Assume the input 1 - 2 - 3
, where -
is the normal left-associative subtraction operator. Because it is left-associative, this has to be interpreted as (1 - 2) - 3
, and the interpretation 1 - (2 - 3)
is invalid. So the description of this operator is necessarily left-recursive:
Subtraction ::= Subtraction '-' Number | Number
This rule would give us the parse tree
Subtraction
/ | \
Subtraction '-' Number=3
/ | \
Subtraction '-' Number=2
|
Number=1
, which corresponds to the precedence (1 - 2) - 3
. But if we rewrite the rule to eliminate left-recursion, we get the rule
Subtraction ::= Number | Number Subtraction'
Subtraction' ::= '-' Number | '-' Number Subtraction'
This rule would give us the parse tree
Subtraction
/ \
Number=1 Subtraction'
/ | \
'-' Number=2 Subtraction'
/ \
'-' Number=3
, which corresponds to the precedence 1 - (2 - 3)

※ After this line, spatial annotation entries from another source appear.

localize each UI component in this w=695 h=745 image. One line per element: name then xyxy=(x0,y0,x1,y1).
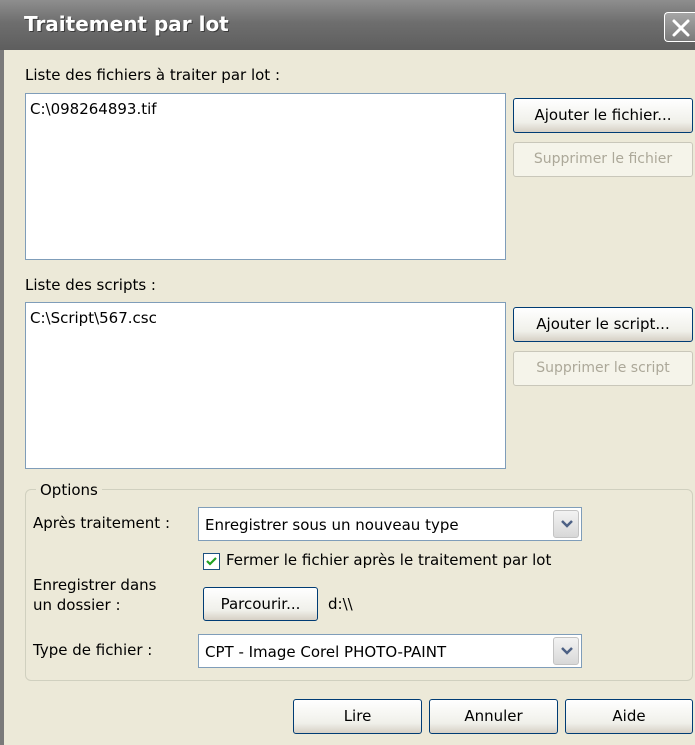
close-file-checkbox[interactable] xyxy=(203,553,220,570)
close-icon xyxy=(672,19,690,37)
chevron-down-icon xyxy=(561,520,573,528)
after-processing-select[interactable]: Enregistrer sous un nouveau type xyxy=(198,507,582,541)
list-item[interactable]: C:\Script\567.csc xyxy=(30,309,501,327)
browse-button[interactable]: Parcourir... xyxy=(203,587,318,621)
save-folder-label-line1: Enregistrer dans xyxy=(33,576,157,594)
add-script-button[interactable]: Ajouter le script... xyxy=(513,307,693,342)
save-folder-label-line2: un dossier : xyxy=(33,596,121,614)
checkmark-icon xyxy=(206,557,217,566)
add-file-button[interactable]: Ajouter le fichier... xyxy=(513,98,693,133)
list-item[interactable]: C:\098264893.tif xyxy=(30,100,501,118)
run-button[interactable]: Lire xyxy=(293,699,422,734)
title-bar[interactable]: Traitement par lot xyxy=(0,0,695,50)
close-button[interactable] xyxy=(664,12,695,42)
remove-file-button[interactable]: Supprimer le fichier xyxy=(513,142,693,177)
close-file-checkbox-label[interactable]: Fermer le fichier après le traitement pa… xyxy=(226,551,551,569)
file-type-label: Type de fichier : xyxy=(33,641,153,659)
cancel-button[interactable]: Annuler xyxy=(429,699,558,734)
scripts-list-label: Liste des scripts : xyxy=(25,276,156,294)
after-processing-label: Après traitement : xyxy=(33,514,170,532)
options-group-title: Options xyxy=(36,481,102,499)
help-button[interactable]: Aide xyxy=(565,699,693,734)
dropdown-button[interactable] xyxy=(553,510,579,538)
file-type-value: CPT - Image Corel PHOTO-PAINT xyxy=(205,643,447,661)
folder-path: d:\\ xyxy=(328,595,353,613)
after-processing-value: Enregistrer sous un nouveau type xyxy=(205,516,459,534)
files-listbox[interactable]: C:\098264893.tif xyxy=(25,93,506,260)
file-type-select[interactable]: CPT - Image Corel PHOTO-PAINT xyxy=(198,634,582,668)
files-list-label: Liste des fichiers à traiter par lot : xyxy=(25,66,281,84)
chevron-down-icon xyxy=(561,647,573,655)
dropdown-button[interactable] xyxy=(553,637,579,665)
scripts-listbox[interactable]: C:\Script\567.csc xyxy=(25,302,506,469)
window-title: Traitement par lot xyxy=(24,12,229,36)
window-border xyxy=(0,50,4,745)
remove-script-button[interactable]: Supprimer le script xyxy=(513,351,693,386)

which is wrong. Also, the parse tree looks severely mangled and does not represent the logical structure of the input any longer. This is bad, and unusable for practical applications. We could try to fix up the parse tree by juggling nodes around, but there is a better alternative:
Use a better algorithm: LR parsers
Top-down parsing algorithms of the kind you are probably using (recursive descent?) are limited in their expressiveness, their correctness, and in their efficiency. The only thing they have going for them is that they use a very intuitive approach, and this is probably the only reason they are still being commonly used. Other parsing algorithms such as LR or LALR can parse a broader range of grammars and can do so in linear time, but are less intuitive and difficult to write by hand. Which is why we generally use parser generators to create a parser from a grammar, rather than writing the grammar by hand.

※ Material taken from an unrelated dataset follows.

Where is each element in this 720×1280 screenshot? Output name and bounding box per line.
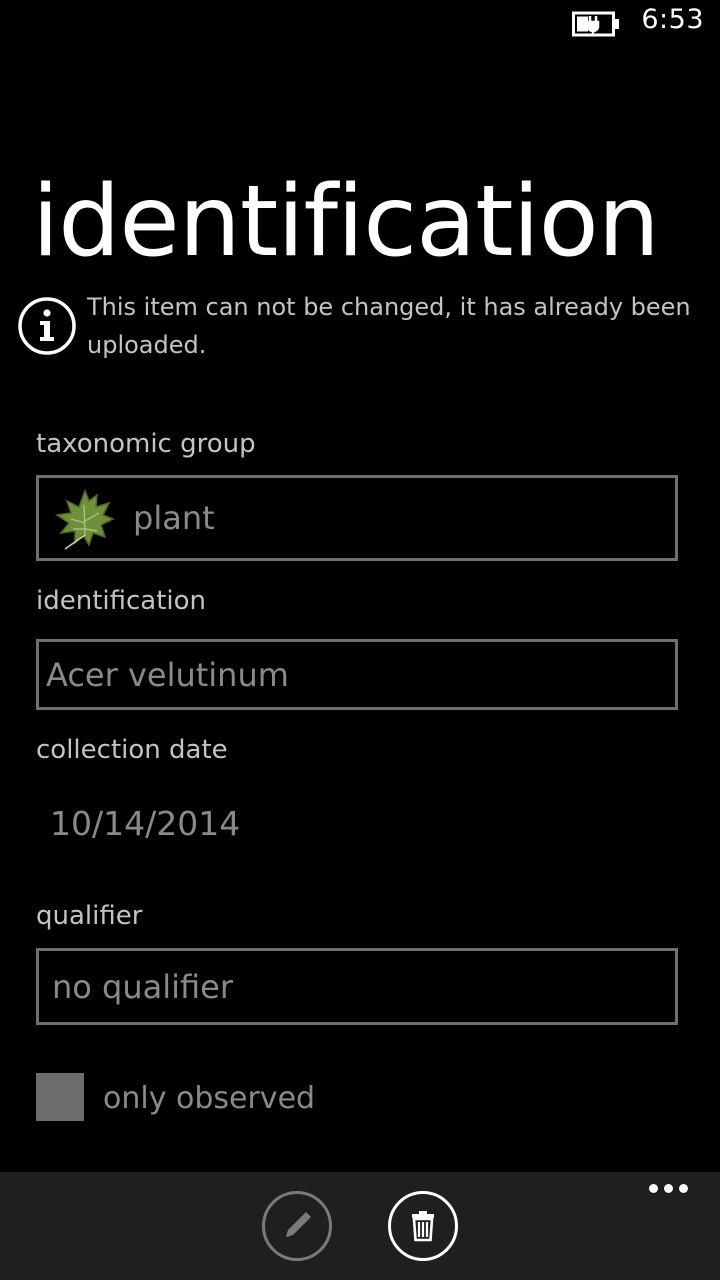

The grammar file you linked to is a Yacc grammar. Yacc is a parser generator tool that uses the LALR algorithm – no problems with left recursion, almost as general as LR, but needs smaller “state tables” than real LR. LALR has some annoying limitations, but it is currently the most common parsing algorithm in practical use for implementing “real” programming languages.
Bottom-up algorithms such as LR can parse a broader range of grammars because they decide which alternative to apply after they have seen the appropriate input. Using the Subtraction
example, assume we see the token stream
Number=1 '-' Number=2 '-' Number=3
and have the grammar
Subtraction → Subtraction '-' Number
Subtraction → Number
. I will use a ·
to denote the current position in a rule
initialize the parser. We have an empty token stack, and are at the beginning of all alternatives:
Subtraction → · Subtraction '-' Number
Subtraction → · Number
read token Number=1
. The token stack of the parser is now
| Number=1 |
this completes the rule Subtraction → Number ·
, so we can reduce the right-hand side of the rule to the left-hand side by adding a parse tree fragment to the stack. The token stack is now:
| Subtraction |
| | |
| Number=1 |
read token '-'
. The token stack is
| Subtraction | '-' |
| | | |
| Number=1 | |
we are in the rules
Subtraction → Subtraction '-' · Number
read token Number=2
. The token stack is
| Subtraction | '-' | Number=2 |
| | | | |
| Number=1 | | |
this completes the rule
Subtraction → Subtraction '-' Number ·
so we can reduce to
| Subtraction |
| / | \ |
| Subtraction '-' Number=2 |
| | |
| Number=1 |
and so on for the remaining tokens, until no input tokens are left, and the token stack consists of a single item: the final parse tree.
Recognizing where we are in which rule and whether a rule was completed by this token is generally done by a DFA state machine, which is why we need to calculate state tables from the grammar when constructing the parser.